JAKARTA – Kementerian Perhubungan (Kemenhub) menghitung ulang acara tahunan seperti mudik gratis lebaran 2025 pasca adanya efisiensi anggaran Kementerian/Lembaga pada era Presiden Prabowo Subianto.
Menteri Perhubungan Dudy Purwagandhi menyatakan kegiatan mudik gratis sebetulnya cukup membantu rakyat untuk mengempiskan pengaplikasian kendaraan roda dua melakukan perjalanan antar provinsi. Sebab hal ini menyangkut di aspek keselamatan pengendara.
“Mudik gratis, kalau anggarannya masih ada kita teruskan. Karena ini memang sebenarnya mudik gratis ini sangat membantu rakyat lalu membantu kami,” ujar Dudy pada waktu ditemui pada Jakarta, Hari Jumat waktu malam (31/1/2025).
Harapannya kegiatan mudik gratis terus dijalankan teristimewa pada periode lebaran dan juga natal. Baik dilaksanakan oleh swasta maupun Badan Usaha Milik Negara (BUMN) agar mampu mengakomodir perjalanan untuk menjamin keselamatan rakyat yang mana hendak melakukan perjalanan.

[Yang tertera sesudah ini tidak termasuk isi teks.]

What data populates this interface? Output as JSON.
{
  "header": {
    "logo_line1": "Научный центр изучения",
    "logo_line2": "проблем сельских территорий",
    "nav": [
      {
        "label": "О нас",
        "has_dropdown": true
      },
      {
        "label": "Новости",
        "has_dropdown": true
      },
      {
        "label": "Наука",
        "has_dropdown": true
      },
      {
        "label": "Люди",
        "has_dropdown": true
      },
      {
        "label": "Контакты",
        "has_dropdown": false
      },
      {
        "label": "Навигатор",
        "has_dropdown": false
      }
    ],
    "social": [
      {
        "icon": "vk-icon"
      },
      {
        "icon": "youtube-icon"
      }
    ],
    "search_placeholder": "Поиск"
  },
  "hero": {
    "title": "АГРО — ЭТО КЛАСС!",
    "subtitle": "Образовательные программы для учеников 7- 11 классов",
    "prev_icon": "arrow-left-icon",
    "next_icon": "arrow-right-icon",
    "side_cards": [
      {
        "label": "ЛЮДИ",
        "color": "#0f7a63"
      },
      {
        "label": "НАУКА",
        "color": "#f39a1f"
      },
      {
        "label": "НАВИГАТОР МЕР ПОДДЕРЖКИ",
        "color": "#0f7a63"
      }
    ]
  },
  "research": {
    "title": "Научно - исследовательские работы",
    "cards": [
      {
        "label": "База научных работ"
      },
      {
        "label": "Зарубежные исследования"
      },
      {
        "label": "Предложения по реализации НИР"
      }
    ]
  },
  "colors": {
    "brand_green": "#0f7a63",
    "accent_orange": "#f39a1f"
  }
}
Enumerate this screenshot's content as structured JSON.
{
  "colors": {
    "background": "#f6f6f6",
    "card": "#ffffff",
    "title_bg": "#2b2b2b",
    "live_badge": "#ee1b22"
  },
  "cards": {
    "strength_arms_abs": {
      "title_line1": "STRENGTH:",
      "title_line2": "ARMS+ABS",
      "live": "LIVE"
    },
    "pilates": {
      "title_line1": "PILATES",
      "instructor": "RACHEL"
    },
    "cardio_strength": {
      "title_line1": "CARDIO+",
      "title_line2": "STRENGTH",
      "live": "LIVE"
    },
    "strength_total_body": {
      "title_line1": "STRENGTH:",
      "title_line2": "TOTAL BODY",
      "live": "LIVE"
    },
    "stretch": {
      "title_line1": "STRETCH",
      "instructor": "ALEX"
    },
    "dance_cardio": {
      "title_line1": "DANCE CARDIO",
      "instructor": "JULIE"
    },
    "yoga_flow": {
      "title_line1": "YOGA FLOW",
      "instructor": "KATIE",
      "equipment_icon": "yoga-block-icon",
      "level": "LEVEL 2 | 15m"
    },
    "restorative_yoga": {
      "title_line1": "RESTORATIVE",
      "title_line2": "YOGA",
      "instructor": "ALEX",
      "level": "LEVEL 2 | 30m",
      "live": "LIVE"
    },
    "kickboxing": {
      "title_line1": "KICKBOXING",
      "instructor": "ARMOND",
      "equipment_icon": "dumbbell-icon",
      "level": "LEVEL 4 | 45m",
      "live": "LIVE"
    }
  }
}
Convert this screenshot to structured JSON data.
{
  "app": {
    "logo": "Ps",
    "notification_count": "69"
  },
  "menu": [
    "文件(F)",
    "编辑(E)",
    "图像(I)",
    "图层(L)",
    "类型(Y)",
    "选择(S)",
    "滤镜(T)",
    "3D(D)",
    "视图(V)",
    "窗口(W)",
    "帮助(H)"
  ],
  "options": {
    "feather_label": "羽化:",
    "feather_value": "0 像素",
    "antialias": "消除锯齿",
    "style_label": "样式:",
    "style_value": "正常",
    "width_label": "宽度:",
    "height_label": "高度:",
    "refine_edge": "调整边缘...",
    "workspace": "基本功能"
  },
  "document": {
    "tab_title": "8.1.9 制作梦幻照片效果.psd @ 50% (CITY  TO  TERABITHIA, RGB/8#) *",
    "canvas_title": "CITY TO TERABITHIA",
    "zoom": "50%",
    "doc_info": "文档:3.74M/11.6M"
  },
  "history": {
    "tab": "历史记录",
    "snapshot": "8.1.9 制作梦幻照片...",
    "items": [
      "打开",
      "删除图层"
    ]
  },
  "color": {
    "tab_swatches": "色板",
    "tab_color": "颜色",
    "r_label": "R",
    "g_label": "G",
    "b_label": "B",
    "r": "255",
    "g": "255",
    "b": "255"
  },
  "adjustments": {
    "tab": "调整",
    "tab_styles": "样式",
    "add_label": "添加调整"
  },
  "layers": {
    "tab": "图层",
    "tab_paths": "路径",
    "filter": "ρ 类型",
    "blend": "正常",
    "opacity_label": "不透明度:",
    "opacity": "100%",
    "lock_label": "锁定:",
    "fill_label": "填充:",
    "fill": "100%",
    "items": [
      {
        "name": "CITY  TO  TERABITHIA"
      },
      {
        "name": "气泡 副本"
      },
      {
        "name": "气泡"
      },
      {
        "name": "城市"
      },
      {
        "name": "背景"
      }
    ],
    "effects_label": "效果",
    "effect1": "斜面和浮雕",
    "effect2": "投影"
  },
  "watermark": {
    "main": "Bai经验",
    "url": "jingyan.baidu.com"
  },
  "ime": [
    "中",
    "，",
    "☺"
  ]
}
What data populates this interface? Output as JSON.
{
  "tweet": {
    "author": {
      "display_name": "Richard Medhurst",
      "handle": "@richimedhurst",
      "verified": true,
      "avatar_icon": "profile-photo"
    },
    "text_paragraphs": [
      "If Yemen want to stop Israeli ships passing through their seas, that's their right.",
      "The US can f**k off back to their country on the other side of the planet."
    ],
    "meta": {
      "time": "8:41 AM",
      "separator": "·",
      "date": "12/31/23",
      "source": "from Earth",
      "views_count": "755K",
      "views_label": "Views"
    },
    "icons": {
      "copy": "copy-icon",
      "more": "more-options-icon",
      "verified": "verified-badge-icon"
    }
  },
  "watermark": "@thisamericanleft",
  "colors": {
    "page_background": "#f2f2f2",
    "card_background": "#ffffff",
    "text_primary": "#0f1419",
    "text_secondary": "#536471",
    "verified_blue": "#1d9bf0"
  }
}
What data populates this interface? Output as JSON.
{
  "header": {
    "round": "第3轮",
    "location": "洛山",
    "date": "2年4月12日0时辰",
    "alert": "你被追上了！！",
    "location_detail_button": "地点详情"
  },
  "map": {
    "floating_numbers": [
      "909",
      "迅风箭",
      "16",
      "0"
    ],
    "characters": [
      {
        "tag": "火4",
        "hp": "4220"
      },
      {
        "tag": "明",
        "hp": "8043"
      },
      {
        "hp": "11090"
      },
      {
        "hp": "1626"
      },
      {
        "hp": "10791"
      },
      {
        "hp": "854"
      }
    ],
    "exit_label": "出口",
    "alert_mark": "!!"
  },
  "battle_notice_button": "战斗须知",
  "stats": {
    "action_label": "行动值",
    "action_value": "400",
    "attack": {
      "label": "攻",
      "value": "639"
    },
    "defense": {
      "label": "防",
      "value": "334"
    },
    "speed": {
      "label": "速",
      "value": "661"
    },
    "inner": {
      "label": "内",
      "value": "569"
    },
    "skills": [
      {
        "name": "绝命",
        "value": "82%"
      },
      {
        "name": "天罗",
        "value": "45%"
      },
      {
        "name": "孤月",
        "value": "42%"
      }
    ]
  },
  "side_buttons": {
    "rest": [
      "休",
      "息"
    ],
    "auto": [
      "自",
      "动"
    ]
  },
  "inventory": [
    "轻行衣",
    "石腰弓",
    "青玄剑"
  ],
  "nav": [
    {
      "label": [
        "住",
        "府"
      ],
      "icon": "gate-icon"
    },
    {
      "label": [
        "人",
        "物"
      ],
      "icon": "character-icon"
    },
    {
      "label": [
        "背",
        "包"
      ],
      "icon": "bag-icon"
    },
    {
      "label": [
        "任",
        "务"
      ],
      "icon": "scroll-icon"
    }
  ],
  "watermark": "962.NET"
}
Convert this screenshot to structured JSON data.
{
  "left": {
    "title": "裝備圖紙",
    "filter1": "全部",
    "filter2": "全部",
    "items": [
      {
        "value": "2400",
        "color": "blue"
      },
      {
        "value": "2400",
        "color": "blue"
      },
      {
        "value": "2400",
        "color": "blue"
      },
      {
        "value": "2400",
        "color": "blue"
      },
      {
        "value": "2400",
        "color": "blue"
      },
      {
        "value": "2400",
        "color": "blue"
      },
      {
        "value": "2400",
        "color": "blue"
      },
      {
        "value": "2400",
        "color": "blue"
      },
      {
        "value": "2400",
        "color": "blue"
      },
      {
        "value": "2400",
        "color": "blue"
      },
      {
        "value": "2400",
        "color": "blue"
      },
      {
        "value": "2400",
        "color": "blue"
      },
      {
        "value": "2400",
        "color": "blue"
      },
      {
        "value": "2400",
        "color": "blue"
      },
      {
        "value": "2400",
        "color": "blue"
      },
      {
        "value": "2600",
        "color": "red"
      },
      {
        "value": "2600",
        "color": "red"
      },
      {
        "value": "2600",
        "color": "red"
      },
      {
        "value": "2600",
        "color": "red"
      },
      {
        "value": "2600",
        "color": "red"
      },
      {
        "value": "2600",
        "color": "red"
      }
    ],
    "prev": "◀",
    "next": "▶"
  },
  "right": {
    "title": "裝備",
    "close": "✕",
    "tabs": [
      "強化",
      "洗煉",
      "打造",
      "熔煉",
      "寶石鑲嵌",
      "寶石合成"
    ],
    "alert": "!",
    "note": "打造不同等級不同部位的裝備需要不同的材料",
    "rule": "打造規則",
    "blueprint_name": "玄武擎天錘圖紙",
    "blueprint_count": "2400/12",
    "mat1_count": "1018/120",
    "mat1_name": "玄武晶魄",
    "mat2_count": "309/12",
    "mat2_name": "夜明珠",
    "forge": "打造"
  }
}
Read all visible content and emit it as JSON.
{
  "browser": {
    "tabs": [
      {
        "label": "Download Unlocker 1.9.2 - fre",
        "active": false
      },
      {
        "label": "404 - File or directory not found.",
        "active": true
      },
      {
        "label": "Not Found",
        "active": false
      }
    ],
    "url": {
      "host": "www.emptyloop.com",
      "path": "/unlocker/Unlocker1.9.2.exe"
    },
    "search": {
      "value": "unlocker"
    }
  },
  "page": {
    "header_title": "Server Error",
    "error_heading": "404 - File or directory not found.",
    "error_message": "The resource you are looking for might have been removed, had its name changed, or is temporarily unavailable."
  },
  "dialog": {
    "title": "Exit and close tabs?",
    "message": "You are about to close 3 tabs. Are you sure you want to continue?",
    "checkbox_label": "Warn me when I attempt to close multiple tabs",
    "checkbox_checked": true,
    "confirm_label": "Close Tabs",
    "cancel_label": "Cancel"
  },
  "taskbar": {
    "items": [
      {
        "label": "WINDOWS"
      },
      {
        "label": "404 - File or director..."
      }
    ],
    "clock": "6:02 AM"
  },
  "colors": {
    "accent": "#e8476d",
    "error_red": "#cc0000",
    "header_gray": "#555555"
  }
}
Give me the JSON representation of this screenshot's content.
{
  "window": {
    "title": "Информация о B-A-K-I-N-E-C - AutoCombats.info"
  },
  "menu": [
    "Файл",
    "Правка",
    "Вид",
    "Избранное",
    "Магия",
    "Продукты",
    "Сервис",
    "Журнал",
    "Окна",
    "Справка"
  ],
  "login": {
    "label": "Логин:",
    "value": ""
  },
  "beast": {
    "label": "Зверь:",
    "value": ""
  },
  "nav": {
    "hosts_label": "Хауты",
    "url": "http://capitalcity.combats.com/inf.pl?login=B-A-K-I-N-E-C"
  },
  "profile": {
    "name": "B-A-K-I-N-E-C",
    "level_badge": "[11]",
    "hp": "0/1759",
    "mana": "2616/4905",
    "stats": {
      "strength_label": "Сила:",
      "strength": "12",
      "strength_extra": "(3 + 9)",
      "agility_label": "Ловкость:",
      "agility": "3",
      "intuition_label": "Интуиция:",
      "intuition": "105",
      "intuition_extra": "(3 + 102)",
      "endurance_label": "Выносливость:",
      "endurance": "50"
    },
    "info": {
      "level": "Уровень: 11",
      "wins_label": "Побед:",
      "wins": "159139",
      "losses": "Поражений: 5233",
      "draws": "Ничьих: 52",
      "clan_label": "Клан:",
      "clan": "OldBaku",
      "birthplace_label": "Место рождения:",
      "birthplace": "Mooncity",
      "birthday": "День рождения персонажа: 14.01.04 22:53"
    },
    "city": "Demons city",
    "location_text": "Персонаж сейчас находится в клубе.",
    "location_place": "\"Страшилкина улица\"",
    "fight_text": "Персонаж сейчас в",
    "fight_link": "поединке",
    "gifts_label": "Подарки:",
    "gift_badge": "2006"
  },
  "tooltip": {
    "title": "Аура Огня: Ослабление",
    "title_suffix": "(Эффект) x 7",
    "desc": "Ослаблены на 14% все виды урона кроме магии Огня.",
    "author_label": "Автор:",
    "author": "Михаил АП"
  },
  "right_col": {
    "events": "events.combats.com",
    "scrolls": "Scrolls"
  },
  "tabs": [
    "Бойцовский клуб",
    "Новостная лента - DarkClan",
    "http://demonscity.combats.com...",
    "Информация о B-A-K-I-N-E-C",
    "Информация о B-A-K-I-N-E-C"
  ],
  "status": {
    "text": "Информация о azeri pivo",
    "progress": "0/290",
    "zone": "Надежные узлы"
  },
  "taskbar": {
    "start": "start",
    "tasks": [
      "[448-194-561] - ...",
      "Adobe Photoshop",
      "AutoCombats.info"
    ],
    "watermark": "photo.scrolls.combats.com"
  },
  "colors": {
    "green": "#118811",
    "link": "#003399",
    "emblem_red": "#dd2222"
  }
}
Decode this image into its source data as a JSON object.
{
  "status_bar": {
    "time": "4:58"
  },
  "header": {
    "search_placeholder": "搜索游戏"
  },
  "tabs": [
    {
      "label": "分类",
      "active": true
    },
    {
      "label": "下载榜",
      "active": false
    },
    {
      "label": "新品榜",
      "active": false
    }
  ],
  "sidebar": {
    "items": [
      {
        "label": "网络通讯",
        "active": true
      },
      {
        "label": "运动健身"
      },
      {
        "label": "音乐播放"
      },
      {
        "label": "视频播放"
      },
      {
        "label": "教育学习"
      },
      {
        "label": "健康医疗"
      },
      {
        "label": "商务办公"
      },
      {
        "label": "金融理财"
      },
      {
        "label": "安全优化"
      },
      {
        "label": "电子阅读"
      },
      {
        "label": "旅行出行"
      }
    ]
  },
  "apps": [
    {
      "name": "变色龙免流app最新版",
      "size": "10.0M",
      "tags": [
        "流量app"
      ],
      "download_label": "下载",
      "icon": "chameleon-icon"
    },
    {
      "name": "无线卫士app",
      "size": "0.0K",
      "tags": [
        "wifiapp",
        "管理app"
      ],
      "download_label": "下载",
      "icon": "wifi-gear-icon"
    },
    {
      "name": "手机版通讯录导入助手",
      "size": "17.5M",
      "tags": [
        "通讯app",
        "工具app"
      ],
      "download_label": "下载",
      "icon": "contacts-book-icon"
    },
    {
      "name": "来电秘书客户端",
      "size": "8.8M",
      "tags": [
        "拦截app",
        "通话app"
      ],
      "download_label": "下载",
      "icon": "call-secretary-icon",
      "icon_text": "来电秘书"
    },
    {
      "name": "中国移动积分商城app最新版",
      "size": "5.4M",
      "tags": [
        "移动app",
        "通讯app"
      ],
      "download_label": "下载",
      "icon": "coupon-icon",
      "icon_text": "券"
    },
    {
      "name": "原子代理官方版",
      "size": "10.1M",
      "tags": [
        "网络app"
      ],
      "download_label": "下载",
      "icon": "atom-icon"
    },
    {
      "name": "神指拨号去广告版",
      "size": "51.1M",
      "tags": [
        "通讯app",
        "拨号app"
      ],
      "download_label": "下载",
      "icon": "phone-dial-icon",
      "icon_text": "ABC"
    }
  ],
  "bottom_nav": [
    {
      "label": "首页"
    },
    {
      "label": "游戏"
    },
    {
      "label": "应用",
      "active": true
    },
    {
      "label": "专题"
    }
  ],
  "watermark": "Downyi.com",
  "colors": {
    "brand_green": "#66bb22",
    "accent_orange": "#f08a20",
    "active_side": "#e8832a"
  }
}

Di samping itu, Menhub Dudy menilai acara mudik gratis ini juga membantu para petugas lalu lintas yang mana berjaga untuk mengurai kemacetan. Karena lewat inisiatif mudik gratis ini dapat mengatur jadwal keberangkatan sehingga tidak ada terkonsentrasi pada satu waktu kemudian menyebabkan kemacetan.
“Ke depan kita mencoba mengkoordinir penyelenggaraan mudik gratis, sehingga mampu mengatur flow-nya, kapan dia akan berangkat serta kapan merekan akan kembali,” tambahnya.
Dia menyebutkan salah satu upaya yang dilaksanakan untuk masih menghadirkan acara mudik gratis pada lebaran 2025 ini adalah dengan meminta badan bisnis atau BUMN. Bagi badan bisnis yang mana ingin berpartisipasi nantinya akan dikoordinir secara langsung oleh Kemenhub untuk diatur lebih tinggi lanjut terkait jadwal keberangkatan serta kepulangan.
“Kita akan menggerakkan pihak swasta atau BUMN kalau anggaran tak ada untuk menyelenggarakan mudik gratis. Karena selama ini kita mengamati belum terkoordinir. Sehingga ada satu orang misalnya reservasi ke sejumlah pelopor mudik gratis,” ujar Menhub.
“Bahwa acara mudik gratis membantu, iya. Karena mampu menurunkan prospek kecelakaan di dalam jalan ketika seseorang bepergian mudik memilih untuk menggunakan kendaraan roda dua,” kata dia.